College of Science, Engineering and Technology | |
---|---|
School of Engineering | |
Senior Lecturer | |
Tel: | 011 670 9051 |
E-mail: | sempubc@unisa.ac.za |
Dr Sempuga is a senior researcher and head of the process synthesis research group at the Institute for the Development of Energy for African Sustainability (IDEAS) at UNISA since 2013. He currently supervising and co-supervising five master and two PhD students, and is also leading a Work Integrated Learning (WIL) program at IDEAS, which provide training to final year UNISA diplomat students as part of the requirements for them to complete their study program. The training involve teaching them theoretical concepts such mass and energy balance and the use of simulation tools such as Aspen and Matlab, at the level required for them to successfully conduct their practical work. The practical work consists of both laboratory work (gasification, Fischer Tropsch, Bio-reactors, Design and construction and running of pilot plants).
Dr Sempuga also leads a community engagement project in Lenasia (South of Johannesburg) which aims and providing access to clean and sustainable energy to impoverished communities using dry and wet wastes produced locally.

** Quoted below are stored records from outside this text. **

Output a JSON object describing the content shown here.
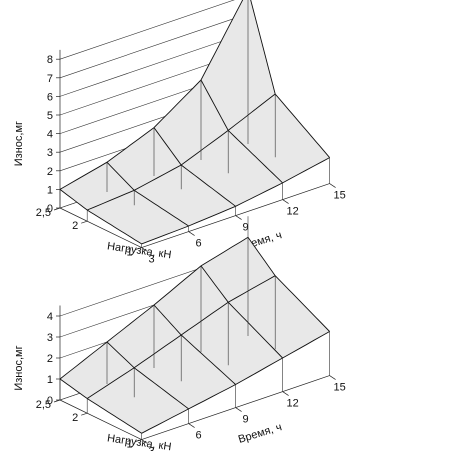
{
  "chart_data": [
    {
      "type": "surface",
      "zlabel": "Износ,мг",
      "xlabel": "Время, ч",
      "ylabel": "Нагрузка, кН",
      "z_ticks": [
        "0",
        "1",
        "2",
        "3",
        "4",
        "5",
        "6",
        "7",
        "8"
      ],
      "zlim": [
        0,
        8.5
      ],
      "time_ticks": [
        "3",
        "6",
        "9",
        "12",
        "15"
      ],
      "load_ticks": [
        "1",
        "2",
        "2,5"
      ],
      "time": [
        3,
        6,
        9,
        12,
        15
      ],
      "load": [
        1,
        2,
        2.5
      ],
      "wear": [
        [
          0.2,
          0.3,
          0.5,
          0.9,
          1.4
        ],
        [
          0.6,
          0.8,
          1.3,
          2.3,
          3.4
        ],
        [
          1.0,
          1.6,
          2.6,
          4.3,
          8.3
        ]
      ]
    },
    {
      "type": "surface",
      "zlabel": "Износ,мг",
      "xlabel": "Время, ч",
      "ylabel": "Нагрузка, кН",
      "z_ticks": [
        "0",
        "1",
        "2",
        "3",
        "4"
      ],
      "zlim": [
        0,
        4.5
      ],
      "time_ticks": [
        "3",
        "6",
        "9",
        "12",
        "15"
      ],
      "load_ticks": [
        "1",
        "2",
        "2,5"
      ],
      "time": [
        3,
        6,
        9,
        12,
        15
      ],
      "load": [
        1,
        2,
        2.5
      ],
      "wear": [
        [
          0.3,
          0.7,
          1.1,
          1.6,
          2.1
        ],
        [
          0.7,
          1.4,
          2.2,
          3.0,
          3.5
        ],
        [
          1.0,
          2.0,
          3.0,
          4.1,
          4.7
        ]
      ]
    }
  ]
}
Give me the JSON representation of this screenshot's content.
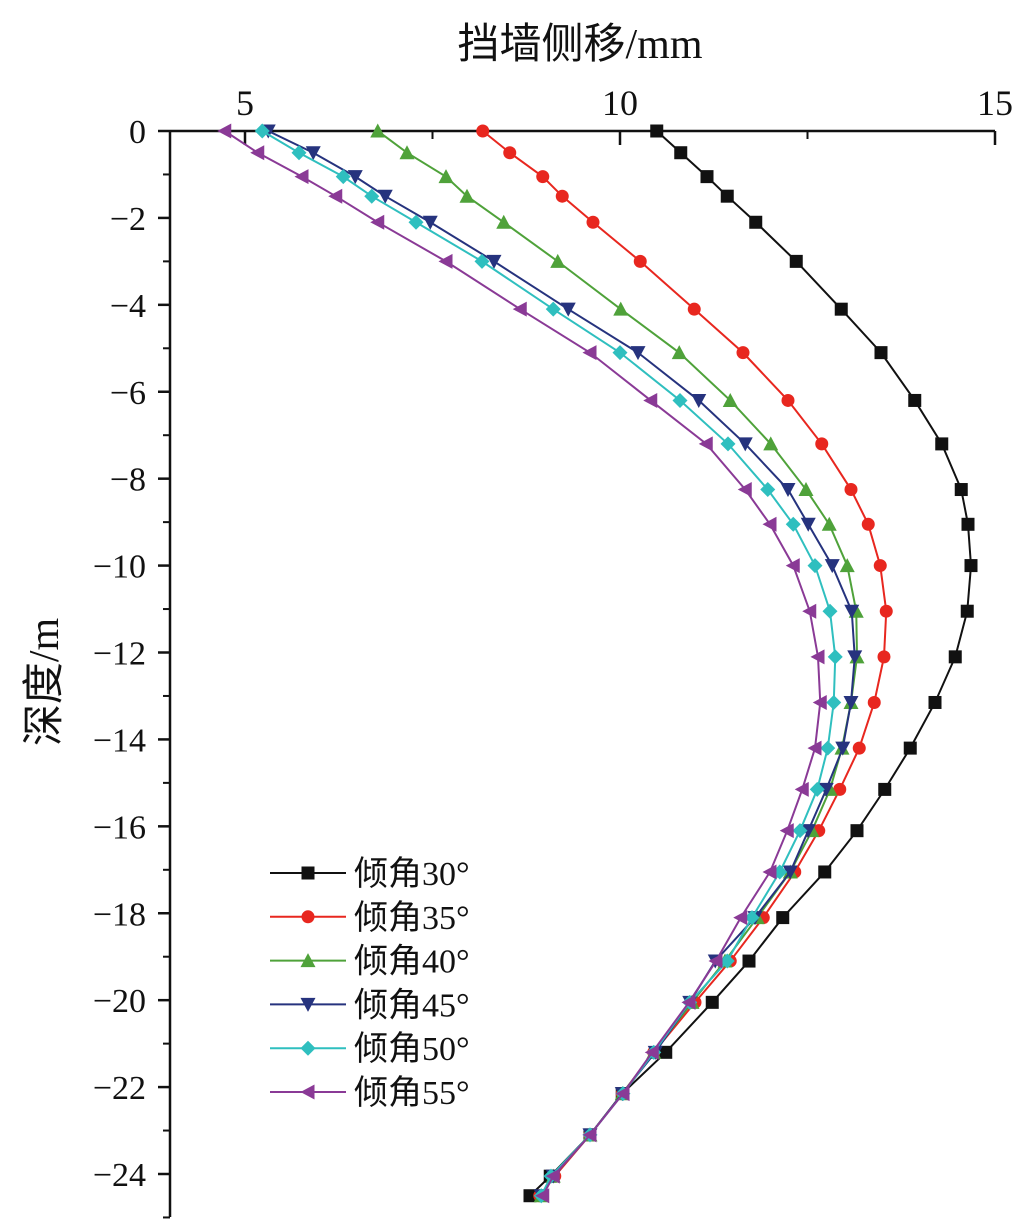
{
  "chart_data": {
    "type": "line",
    "title": "",
    "xlabel": "挡墙侧移/mm",
    "ylabel": "深度/m",
    "xlim": [
      4,
      15
    ],
    "ylim": [
      -25,
      0
    ],
    "x_ticks": [
      5,
      10,
      15
    ],
    "y_ticks": [
      0,
      -2,
      -4,
      -6,
      -8,
      -10,
      -12,
      -14,
      -16,
      -18,
      -20,
      -22,
      -24
    ],
    "y_tick_labels": [
      "0",
      "−2",
      "−4",
      "−6",
      "−8",
      "−10",
      "−12",
      "−14",
      "−16",
      "−18",
      "−20",
      "−22",
      "−24"
    ],
    "x_axis_position": "top",
    "grid": false,
    "legend_position": "bottom-left",
    "depth": [
      0,
      -0.5,
      -1.05,
      -1.5,
      -2.1,
      -3,
      -4.1,
      -5.1,
      -6.2,
      -7.2,
      -8.25,
      -9.05,
      -10,
      -11.05,
      -12.1,
      -13.15,
      -14.2,
      -15.15,
      -16.1,
      -17.05,
      -18.1,
      -19.1,
      -20.05,
      -21.2,
      -22.15,
      -23.1,
      -24.05,
      -24.5
    ],
    "series": [
      {
        "name": "倾角30°",
        "color": "#111111",
        "marker": "square",
        "values": [
          10.49,
          10.81,
          11.16,
          11.43,
          11.81,
          12.35,
          12.95,
          13.48,
          13.93,
          14.29,
          14.55,
          14.64,
          14.68,
          14.63,
          14.47,
          14.2,
          13.87,
          13.53,
          13.16,
          12.73,
          12.17,
          11.72,
          11.23,
          10.61,
          10.03,
          9.6,
          9.07,
          8.8
        ]
      },
      {
        "name": "倾角35°",
        "color": "#e8271f",
        "marker": "circle",
        "values": [
          8.17,
          8.53,
          8.97,
          9.23,
          9.64,
          10.27,
          10.99,
          11.64,
          12.24,
          12.69,
          13.08,
          13.31,
          13.47,
          13.55,
          13.52,
          13.39,
          13.19,
          12.93,
          12.65,
          12.33,
          11.91,
          11.47,
          11.0,
          10.45,
          10.03,
          9.6,
          9.13,
          8.93
        ]
      },
      {
        "name": "倾角40°",
        "color": "#4fa23a",
        "marker": "triangle-up",
        "values": [
          6.77,
          7.16,
          7.68,
          7.96,
          8.45,
          9.17,
          10.01,
          10.79,
          11.47,
          12.01,
          12.48,
          12.79,
          13.03,
          13.15,
          13.16,
          13.08,
          12.96,
          12.8,
          12.56,
          12.27,
          11.83,
          11.4,
          10.96,
          10.45,
          10.03,
          9.6,
          9.11,
          8.95
        ]
      },
      {
        "name": "倾角45°",
        "color": "#26337e",
        "marker": "triangle-down",
        "values": [
          5.31,
          5.91,
          6.47,
          6.87,
          7.47,
          8.32,
          9.31,
          10.24,
          11.05,
          11.67,
          12.24,
          12.51,
          12.83,
          13.09,
          13.13,
          13.08,
          12.97,
          12.75,
          12.51,
          12.27,
          11.8,
          11.27,
          10.93,
          10.47,
          10.03,
          9.6,
          9.11,
          8.95
        ]
      },
      {
        "name": "倾角50°",
        "color": "#2fbfbf",
        "marker": "diamond",
        "values": [
          5.23,
          5.72,
          6.31,
          6.69,
          7.28,
          8.16,
          9.11,
          10.0,
          10.8,
          11.44,
          11.97,
          12.31,
          12.6,
          12.8,
          12.87,
          12.85,
          12.77,
          12.63,
          12.4,
          12.13,
          11.76,
          11.43,
          10.93,
          10.45,
          10.04,
          9.6,
          9.08,
          8.95
        ]
      },
      {
        "name": "倾角55°",
        "color": "#8a3a96",
        "marker": "triangle-left",
        "values": [
          4.73,
          5.17,
          5.76,
          6.21,
          6.77,
          7.68,
          8.67,
          9.6,
          10.41,
          11.15,
          11.67,
          12.0,
          12.31,
          12.53,
          12.64,
          12.67,
          12.6,
          12.43,
          12.23,
          12.0,
          11.61,
          11.28,
          10.92,
          10.43,
          10.04,
          9.6,
          9.11,
          8.97
        ]
      }
    ]
  }
}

Dr Sempuga's research work consisted of developing design methods and tools to synthesise chemical processes with the aim of reducing their energy consumption as well as minimising the waste production and more importantly minimising CO2 emissions. A graphical approach in which the mass, energy and entropy (work) balances of a process or a number of processes can be assessed and compared with each other, on a single two-dimensional diagram, was developed. The graphical approach uses values of Enthalpy and Gibbs free energy to gain insight into the energy and work requirements of chemical processes of interest without the need of complex calculations. This enables the designer to set up targets and also provides assistance during the design process in order to achieve the targets. The graphical approach is used for both new and existing systems and try to find answers to questions such as, what is the optimal feed material to produce a specific product for a system; what is the minimum energy required, what technology can be used in order to achieve or get as close as possible to the optimum points for a system; where are the biggest losses of mass or energy in the system and how it can be improved, by looking at both the individual equipment as well as the system as a whole using fundamental principles.